Com a mudança, fatores psicossociais como estresse, assédio e burnout deverão ser obrigatoriamente considerados no Programa de Gerenciamento de Riscos (PGR) das empresas, reforçando a necessidade de um ambiente laboral mais saudável e seguro.

A psicóloga Karina Pimentel destaca que o aumento dos transtornos mentais nos últimos dez anos é resultado de um conjunto de fatores, entre eles a cultura da hiperconectividade. Segundo a profissional, a dificuldade em separar momentos de trabalho e lazer, aliada à pressão por alta performance e resultados em um mercado cada vez mais competitivo, tem agravado a situação. Além disso, a falta de segurança psicológica dentro das organizações contribui para o adoecimento dos colaboradores.

Ela alerta que muitas empresas tentam solucionar o problema com medidas superficiais, sem atacar a raiz da questão. “Não adianta investir em várias ações se não identificamos a causa. Muitas organizações estão dando o remédio errado e, assim, a questão não será resolvida. É preciso coragem para analisar o ambiente de trabalho e entender o que está afetando a saúde dos funcionários”, enfatiza. 

Para isso, Karina ressalta a importância do uso de ferramentas científicas, como diagnósticos psicossociais do trabalho e indicadores como turnover e pesquisas de clima organizacional, que ajudam a mapear os gatilhos que levam ao adoecimento.

 

Medidas eficazes reduzem afastamentos e aumentam a produtividade

A psicóloga reforça que investir na saúde mental traz benefícios concretos. “Um estudo global da Deloitte com a Oracle, realizado em 2023, mostrou que, para cada dólar investido em saúde mental, as empresas têm um retorno de três dólares. Mas mais do que o retorno financeiro, é essencial olhar para a saúde integral do colaborador, considerando aspectos físicos, emocionais, familiares e até financeiros”, explica.

Em relação a Norma Regulamentadora nº 1 (NR-1), Karina aponta que a medida se tornou essencial diante do crescente número de afastamentos por problemas psicológicos. No entanto, ela adverte que as ações das empresas devem ser genuínas. “Não adianta oferecer benefícios apenas para marketing se os números internos continuam alarmantes. É preciso identificar os pontos cegos e atuar neles de forma estratégica e eficaz”, afirma.

A pandemia, segundo a especialista, teve um impacto significativo na saúde mental, gerando altos níveis de estresse, insegurança e mudanças no modelo de trabalho. “Cada pessoa lidou com esse caos da forma que pôde. Alguns atravessaram essa fase de barco, outros em uma canoa frágil, e muitos estavam apenas segurando um graveto no meio do oceano. O fato é que saímos desse período transformados e, agora, é necessário compreender os reflexos desse impacto”, analisa.

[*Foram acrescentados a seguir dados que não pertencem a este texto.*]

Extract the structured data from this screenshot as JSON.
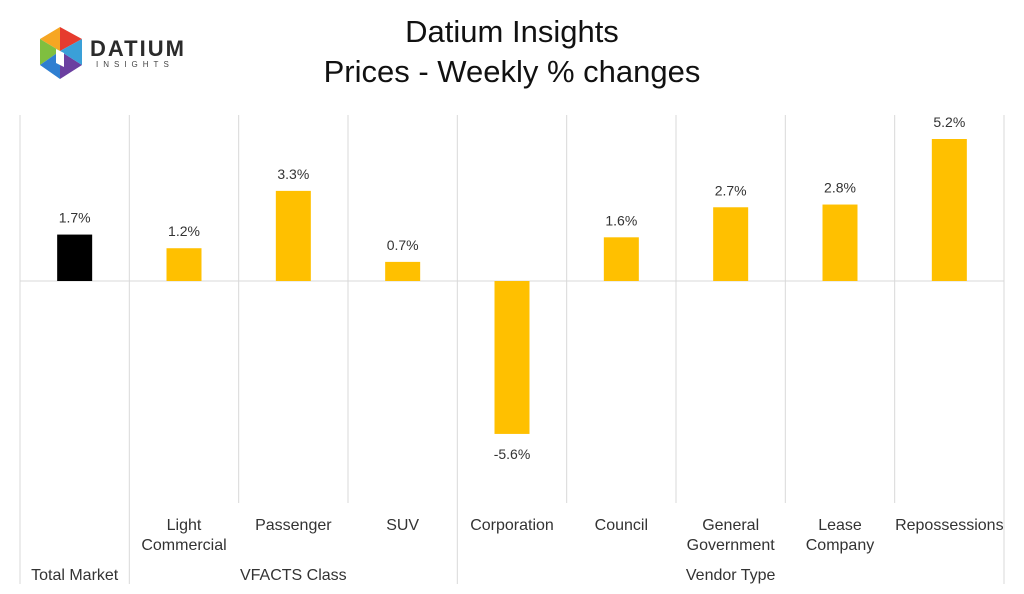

Para os trabalhadores que buscam equilibrar a demanda profissional e a saúde mental, a psicóloga recomenda autoconhecimento e conscientização. “É fundamental entender os próprios limites, aprender a gerir o tempo, negociar prazos e estabelecer momentos de desconexão. Cuidar da saúde física, manter relações saudáveis e descansar também são essenciais para evitar o adoecimento”, orienta.

Por fim, Karina reforça que liderar hoje exige um olhar diferente sobre as pessoas dentro das organizações. “A gestão não pode ser a mesma de cinco anos atrás. Empresas que cuidam genuinamente do bem-estar dos colaboradores têm resultados sustentáveis no longo prazo. O ambiente de trabalho precisa favorecer essa integralidade, pois são as pessoas saudáveis que garantem o sucesso do negócio”, conclui.